Alasan penolakan kata Pastor Fridus, karena hasil advokasi JPIC OFM, banyak janji PLN kepada masyarakat sekitar PLTP Ulumbu yang tidak dipenuhi. "Terkait dengan janji-janji yang mereka disampaikan perusahan, baik janji penerangan, lapangan pekerjaan, janji listrik cuma-cuma. Di satu sisi kita melihat itu sebenarnya alibi dari perusahan untuk membohongi masyarakat," ujarnya.

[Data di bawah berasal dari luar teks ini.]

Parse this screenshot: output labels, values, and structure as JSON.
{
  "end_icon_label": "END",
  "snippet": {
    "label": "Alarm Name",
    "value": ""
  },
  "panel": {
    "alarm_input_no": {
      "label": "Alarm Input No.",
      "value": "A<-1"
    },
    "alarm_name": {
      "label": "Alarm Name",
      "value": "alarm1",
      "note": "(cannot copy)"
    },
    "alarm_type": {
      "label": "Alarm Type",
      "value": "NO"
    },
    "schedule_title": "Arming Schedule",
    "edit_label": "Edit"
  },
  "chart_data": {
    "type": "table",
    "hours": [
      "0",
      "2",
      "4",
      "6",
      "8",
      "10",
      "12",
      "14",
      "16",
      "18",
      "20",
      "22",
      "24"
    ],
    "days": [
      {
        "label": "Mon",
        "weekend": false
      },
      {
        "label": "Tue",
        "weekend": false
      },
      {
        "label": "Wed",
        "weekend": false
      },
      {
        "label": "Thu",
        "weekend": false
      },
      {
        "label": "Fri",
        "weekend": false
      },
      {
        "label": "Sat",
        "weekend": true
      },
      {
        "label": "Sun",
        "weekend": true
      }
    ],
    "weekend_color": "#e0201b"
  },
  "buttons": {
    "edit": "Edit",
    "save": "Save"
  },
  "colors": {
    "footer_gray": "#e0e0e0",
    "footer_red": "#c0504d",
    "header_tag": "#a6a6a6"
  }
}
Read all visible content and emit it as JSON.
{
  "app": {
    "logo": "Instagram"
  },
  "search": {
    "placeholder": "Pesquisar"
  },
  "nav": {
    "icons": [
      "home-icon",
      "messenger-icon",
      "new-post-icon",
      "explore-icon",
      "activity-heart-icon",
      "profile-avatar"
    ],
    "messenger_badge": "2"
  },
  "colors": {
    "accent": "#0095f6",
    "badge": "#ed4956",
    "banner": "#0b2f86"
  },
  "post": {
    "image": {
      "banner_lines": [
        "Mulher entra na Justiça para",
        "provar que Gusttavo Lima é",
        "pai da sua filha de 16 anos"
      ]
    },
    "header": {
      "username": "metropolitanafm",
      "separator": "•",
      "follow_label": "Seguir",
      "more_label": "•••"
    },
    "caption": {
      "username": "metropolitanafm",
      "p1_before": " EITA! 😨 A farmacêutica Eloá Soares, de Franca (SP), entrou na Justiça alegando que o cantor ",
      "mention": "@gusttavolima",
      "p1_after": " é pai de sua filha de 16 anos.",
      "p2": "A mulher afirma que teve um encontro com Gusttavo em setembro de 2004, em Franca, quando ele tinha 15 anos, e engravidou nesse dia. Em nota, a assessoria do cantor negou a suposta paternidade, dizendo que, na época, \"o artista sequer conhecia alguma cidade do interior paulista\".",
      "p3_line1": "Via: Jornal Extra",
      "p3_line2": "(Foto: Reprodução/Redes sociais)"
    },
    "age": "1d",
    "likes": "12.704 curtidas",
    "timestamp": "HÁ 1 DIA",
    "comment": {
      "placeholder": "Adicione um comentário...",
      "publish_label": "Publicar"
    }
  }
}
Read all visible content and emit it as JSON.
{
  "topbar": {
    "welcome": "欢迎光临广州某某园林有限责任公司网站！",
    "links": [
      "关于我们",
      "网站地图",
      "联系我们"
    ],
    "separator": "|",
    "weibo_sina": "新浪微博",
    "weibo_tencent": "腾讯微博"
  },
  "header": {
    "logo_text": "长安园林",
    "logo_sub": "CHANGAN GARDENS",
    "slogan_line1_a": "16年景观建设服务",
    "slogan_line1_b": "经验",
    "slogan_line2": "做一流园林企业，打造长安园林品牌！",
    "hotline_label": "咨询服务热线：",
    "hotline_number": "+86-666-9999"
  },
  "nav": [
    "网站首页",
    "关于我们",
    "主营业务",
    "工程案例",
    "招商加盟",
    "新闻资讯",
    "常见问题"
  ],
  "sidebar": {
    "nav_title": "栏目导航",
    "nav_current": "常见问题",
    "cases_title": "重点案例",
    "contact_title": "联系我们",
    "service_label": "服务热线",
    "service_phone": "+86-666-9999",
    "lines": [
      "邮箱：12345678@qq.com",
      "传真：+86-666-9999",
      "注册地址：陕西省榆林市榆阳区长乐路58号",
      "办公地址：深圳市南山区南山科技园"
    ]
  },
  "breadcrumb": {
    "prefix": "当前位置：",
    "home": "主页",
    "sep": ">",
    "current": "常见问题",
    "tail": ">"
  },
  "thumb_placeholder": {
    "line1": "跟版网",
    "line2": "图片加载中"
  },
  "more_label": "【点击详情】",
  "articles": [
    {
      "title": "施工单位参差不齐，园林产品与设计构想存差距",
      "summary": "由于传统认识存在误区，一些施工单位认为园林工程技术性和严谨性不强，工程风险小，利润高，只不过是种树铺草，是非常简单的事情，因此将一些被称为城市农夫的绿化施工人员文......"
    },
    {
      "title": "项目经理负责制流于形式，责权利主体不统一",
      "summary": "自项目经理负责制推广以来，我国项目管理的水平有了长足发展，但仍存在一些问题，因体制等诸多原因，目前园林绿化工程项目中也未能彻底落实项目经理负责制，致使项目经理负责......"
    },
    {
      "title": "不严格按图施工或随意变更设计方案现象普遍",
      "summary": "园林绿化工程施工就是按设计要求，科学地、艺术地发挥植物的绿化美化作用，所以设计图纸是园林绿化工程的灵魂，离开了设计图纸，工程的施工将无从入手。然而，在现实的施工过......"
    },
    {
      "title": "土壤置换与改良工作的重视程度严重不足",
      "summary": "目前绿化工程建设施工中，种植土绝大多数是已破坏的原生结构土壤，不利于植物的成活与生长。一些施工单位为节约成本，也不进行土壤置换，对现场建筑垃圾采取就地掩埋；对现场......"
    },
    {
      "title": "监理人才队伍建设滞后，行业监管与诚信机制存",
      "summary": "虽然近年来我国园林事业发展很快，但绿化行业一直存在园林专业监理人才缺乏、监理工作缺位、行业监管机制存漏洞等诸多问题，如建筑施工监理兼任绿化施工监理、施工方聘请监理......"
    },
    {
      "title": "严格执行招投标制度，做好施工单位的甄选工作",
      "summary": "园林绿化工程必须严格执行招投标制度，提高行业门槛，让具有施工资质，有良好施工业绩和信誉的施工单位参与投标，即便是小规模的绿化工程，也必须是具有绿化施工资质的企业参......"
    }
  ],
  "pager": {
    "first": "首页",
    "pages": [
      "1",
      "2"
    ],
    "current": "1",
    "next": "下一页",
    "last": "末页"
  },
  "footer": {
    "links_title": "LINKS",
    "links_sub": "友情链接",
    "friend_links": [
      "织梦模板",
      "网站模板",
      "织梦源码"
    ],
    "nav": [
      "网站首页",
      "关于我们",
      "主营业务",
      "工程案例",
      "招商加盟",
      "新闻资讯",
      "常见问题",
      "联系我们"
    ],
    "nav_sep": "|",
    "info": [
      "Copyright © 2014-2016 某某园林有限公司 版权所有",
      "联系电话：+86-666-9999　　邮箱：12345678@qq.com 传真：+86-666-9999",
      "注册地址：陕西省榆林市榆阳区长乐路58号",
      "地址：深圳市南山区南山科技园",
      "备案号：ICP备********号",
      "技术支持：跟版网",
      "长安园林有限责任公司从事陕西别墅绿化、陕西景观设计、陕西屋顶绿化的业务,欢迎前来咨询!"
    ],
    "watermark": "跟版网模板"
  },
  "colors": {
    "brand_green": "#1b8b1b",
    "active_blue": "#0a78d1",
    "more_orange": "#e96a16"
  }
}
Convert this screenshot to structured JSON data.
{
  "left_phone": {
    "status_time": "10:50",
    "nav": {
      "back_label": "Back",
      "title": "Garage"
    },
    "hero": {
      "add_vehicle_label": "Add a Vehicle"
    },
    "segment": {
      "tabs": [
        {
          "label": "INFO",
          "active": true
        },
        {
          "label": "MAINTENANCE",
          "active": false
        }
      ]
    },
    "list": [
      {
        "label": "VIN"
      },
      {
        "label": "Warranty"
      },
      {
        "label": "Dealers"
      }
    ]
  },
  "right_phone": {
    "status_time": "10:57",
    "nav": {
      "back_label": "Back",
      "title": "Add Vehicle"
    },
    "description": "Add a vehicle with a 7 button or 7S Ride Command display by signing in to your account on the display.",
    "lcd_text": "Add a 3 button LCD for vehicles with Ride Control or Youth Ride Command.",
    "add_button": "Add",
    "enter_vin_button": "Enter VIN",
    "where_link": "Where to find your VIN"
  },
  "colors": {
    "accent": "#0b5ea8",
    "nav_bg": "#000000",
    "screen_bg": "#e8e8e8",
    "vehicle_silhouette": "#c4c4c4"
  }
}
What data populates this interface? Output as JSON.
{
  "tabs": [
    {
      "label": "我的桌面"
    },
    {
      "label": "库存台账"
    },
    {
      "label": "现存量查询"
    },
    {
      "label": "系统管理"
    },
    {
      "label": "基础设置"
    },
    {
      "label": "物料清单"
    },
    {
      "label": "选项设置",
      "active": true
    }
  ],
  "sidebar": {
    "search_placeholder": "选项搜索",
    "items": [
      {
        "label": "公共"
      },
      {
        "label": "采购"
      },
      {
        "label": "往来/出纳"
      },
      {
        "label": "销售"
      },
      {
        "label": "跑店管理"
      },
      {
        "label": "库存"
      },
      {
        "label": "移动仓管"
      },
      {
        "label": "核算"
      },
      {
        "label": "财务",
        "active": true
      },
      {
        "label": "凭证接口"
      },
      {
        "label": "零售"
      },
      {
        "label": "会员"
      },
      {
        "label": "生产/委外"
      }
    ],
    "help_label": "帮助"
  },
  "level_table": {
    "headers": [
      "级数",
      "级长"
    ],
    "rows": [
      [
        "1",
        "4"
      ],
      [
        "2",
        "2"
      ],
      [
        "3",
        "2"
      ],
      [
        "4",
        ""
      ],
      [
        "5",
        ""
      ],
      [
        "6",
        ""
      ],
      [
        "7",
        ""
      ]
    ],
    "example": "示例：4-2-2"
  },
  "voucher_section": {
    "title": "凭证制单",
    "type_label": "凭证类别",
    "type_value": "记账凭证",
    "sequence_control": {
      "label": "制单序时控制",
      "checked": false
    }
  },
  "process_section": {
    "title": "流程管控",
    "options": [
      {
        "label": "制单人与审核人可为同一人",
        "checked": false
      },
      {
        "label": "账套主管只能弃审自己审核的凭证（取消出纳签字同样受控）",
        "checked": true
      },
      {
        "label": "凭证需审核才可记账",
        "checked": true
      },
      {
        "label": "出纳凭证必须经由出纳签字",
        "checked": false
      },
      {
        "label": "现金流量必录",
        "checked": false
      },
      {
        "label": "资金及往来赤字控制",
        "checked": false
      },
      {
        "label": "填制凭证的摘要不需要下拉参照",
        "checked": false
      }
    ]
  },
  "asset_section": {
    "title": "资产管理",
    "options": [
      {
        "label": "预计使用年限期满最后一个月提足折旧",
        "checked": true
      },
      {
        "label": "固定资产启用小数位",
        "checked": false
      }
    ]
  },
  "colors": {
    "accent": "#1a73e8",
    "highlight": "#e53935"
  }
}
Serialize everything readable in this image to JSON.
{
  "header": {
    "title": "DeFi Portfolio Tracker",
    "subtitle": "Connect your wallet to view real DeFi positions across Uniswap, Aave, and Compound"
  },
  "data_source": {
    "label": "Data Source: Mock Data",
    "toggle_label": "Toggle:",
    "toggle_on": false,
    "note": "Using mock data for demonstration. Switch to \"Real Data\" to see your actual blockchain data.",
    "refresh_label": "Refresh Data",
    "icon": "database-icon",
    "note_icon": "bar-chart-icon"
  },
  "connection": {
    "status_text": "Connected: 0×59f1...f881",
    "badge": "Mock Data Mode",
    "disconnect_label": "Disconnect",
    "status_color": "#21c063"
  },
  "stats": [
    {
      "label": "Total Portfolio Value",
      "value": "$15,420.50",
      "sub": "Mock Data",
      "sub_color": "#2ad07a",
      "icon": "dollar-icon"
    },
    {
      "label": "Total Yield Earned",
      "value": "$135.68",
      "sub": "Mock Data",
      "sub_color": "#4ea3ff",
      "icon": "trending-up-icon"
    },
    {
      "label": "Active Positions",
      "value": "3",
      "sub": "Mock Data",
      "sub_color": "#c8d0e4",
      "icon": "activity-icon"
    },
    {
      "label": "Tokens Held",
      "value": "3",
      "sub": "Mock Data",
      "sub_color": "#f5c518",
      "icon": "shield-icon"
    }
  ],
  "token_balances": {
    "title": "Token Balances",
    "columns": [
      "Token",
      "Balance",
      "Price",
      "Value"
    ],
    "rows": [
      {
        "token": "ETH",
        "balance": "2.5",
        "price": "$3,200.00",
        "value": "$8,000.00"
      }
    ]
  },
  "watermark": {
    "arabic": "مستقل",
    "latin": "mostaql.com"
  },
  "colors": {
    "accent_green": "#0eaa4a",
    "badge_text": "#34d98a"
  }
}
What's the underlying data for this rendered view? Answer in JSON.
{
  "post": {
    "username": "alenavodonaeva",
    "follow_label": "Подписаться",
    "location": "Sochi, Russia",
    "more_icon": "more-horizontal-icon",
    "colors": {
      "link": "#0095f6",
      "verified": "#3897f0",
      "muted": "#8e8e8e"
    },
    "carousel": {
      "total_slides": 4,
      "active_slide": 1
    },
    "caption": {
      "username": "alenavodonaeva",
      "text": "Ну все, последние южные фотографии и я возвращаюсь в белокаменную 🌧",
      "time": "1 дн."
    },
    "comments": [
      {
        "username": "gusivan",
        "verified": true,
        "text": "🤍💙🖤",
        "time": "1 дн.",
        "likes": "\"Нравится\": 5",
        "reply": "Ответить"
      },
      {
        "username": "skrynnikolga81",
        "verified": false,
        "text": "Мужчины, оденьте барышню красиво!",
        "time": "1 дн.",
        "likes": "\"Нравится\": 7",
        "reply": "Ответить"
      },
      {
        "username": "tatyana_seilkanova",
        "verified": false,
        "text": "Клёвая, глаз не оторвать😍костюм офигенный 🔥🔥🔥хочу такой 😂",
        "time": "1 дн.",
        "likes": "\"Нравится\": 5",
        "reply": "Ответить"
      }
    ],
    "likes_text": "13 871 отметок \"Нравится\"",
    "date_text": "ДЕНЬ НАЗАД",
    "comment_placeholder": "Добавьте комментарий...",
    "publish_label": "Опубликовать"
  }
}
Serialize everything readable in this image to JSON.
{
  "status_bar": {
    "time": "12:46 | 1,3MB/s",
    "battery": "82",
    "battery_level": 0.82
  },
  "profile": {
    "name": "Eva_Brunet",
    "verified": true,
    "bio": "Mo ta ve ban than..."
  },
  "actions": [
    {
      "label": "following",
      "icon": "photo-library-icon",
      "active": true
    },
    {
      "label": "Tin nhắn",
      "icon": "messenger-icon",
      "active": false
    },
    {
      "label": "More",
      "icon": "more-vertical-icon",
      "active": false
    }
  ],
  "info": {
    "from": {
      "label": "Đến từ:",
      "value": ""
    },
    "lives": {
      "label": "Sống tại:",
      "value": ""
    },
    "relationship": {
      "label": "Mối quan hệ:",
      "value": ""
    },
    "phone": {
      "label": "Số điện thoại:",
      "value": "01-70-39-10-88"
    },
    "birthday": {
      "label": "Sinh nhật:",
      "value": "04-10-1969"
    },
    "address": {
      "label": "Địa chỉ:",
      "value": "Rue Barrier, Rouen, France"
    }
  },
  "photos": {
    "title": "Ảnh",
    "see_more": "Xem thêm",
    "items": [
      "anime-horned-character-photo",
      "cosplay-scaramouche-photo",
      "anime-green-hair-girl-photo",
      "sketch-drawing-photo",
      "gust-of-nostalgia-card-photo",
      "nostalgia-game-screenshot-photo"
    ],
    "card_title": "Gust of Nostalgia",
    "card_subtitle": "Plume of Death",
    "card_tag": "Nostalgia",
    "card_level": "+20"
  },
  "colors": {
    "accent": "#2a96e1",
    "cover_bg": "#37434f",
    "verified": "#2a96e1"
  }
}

Hal tersebut sudah jelas ada buktinya terhadap masyarakat di kampung Damu. Bahkan orang yang bekerja di sana juga tidak ada warga kampung Damu. Selain itu, dari informasi yang diperoleh JPIC kata dia, di Damu masih ada 40 kepala keluarga (KK) yang belum dialiri listrik.
"Lalu ada yang punya listrik, itu pun mereka beli, bukan dihadiahkan oleh PLTP Ulumbu," beber dia.
Di samping itu, lanjut dia, kehadiran PLTP Ulumbu juga dinilai akan memicu konflik di tengah masyarakat. Sebab sudah ada pro dan kontra. Sebelum hadirnya perluasan PLTP Ulumbu, kondisi di tengah masyarakat baik-baik saja.
Pastor Fridus juga menyoroti terkait lingkungan hidup. Ruang hidup masyarakat, tanah milik warga, berpotensi memicu bencana alam ke depan. Bahkan berpotensi terjadi pencemaran lingkungan sekitar.
Ia menambahkan, selama ini cara pandang masih seputar antroposentris, artinya demi manusia saja. Tidak pernah memikirkan alam itu sendiri yang selalu menopang kehidupan manusia.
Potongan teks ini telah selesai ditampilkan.